Voici le texte de Danièle A., en réponse à la proposition d’écriture d’Alain André, à partir du livre de Patrick Modiano « L’herbe des nuits » (Gallimard, 2012).
Nostalgie
Je n’ai pu m’empêcher de retourner dans le quartier excentré de Nice où j’avais aimé pour la première fois. J’ai refait le trajet qui avait été le mien lors de nombreuses vacances. J’avais appris la mort d’Armand et je voulais revoir les lieux où nous avions vécu des moments heureux.

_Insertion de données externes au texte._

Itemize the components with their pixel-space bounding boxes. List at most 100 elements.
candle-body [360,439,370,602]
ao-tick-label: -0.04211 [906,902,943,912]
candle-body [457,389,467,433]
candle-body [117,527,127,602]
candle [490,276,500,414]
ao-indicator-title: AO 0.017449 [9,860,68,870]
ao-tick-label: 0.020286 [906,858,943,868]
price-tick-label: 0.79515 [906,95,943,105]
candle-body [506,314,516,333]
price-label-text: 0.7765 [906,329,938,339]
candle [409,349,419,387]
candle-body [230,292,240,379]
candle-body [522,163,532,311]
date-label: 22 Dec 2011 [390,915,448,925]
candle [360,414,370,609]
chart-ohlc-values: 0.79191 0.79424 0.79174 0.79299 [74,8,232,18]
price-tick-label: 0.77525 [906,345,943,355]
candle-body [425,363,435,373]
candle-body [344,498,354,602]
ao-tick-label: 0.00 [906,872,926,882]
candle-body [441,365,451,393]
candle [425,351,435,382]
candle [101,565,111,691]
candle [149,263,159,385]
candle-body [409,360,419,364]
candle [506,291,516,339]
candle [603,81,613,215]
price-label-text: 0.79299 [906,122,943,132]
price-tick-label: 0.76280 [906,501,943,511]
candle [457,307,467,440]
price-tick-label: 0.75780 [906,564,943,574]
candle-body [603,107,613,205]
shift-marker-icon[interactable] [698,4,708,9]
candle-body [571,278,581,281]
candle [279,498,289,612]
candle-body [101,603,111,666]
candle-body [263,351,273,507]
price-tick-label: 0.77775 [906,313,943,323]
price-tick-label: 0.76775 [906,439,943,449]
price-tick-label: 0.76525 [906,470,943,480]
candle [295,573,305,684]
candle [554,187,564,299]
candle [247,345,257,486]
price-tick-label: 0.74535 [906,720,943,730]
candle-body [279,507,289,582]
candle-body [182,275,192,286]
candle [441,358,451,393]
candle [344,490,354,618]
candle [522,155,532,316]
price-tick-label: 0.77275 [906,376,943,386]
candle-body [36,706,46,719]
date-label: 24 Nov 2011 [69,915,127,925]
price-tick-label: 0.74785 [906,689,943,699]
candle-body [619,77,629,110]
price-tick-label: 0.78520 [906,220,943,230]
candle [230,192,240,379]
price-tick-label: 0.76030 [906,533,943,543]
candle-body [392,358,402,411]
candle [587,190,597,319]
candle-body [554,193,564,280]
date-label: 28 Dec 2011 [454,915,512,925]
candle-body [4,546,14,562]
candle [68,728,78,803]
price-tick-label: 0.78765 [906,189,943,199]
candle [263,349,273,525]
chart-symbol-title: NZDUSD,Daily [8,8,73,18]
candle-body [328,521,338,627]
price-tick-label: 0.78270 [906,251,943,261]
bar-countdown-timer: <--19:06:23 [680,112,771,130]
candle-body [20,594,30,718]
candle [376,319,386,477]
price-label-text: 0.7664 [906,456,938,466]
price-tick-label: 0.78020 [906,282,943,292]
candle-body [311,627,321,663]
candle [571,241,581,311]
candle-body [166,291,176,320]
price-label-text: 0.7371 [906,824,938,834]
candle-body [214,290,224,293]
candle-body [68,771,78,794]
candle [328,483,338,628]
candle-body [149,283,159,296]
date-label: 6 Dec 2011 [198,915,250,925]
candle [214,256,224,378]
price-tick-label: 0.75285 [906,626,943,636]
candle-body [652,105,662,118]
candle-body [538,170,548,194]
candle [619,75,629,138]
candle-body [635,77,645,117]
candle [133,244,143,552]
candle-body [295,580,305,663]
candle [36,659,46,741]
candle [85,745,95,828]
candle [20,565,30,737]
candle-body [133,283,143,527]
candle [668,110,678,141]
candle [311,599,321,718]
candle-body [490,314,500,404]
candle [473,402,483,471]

J’ai remonté l’avenue de la Victoire, elle s’appelait Jacques Médecin à présent, je me suis frayé un passage à travers la cohorte de touristes qui descendaient vers la mer ou s’agglutinaient pour acheter des sandwichs et des glaces. C’était déjà comme ça autrefois. Je ne cherchais pas à retrouver des témoins du temps passé, nous avions gardé notre liaison secrète et y avions mis fin depuis longtemps. Je m’étais mariée, j’avais eu des enfants, j’avais divorcé. A la hauteur de la gare, le troupeau de touristes était devenu moins compact. Des bars-tabacs et de petites boutiques avaient remplacé les magasins chics du bas de l’avenue. J’ai emprunté une rue sur la gauche. La boutique d’Armand était en travaux, complètement vide. Le grand comptoir en bois massif où il mesurait et coupait ses tissus avait disparu, le sol était recouvert d’une poussière blanche. Une vitrine était occupée par une immense photo, celle d’un jeune-homme nu à plat ventre sur une moto. J’y ai vu un ultime clin d’œil d’Armand et j’ai souri.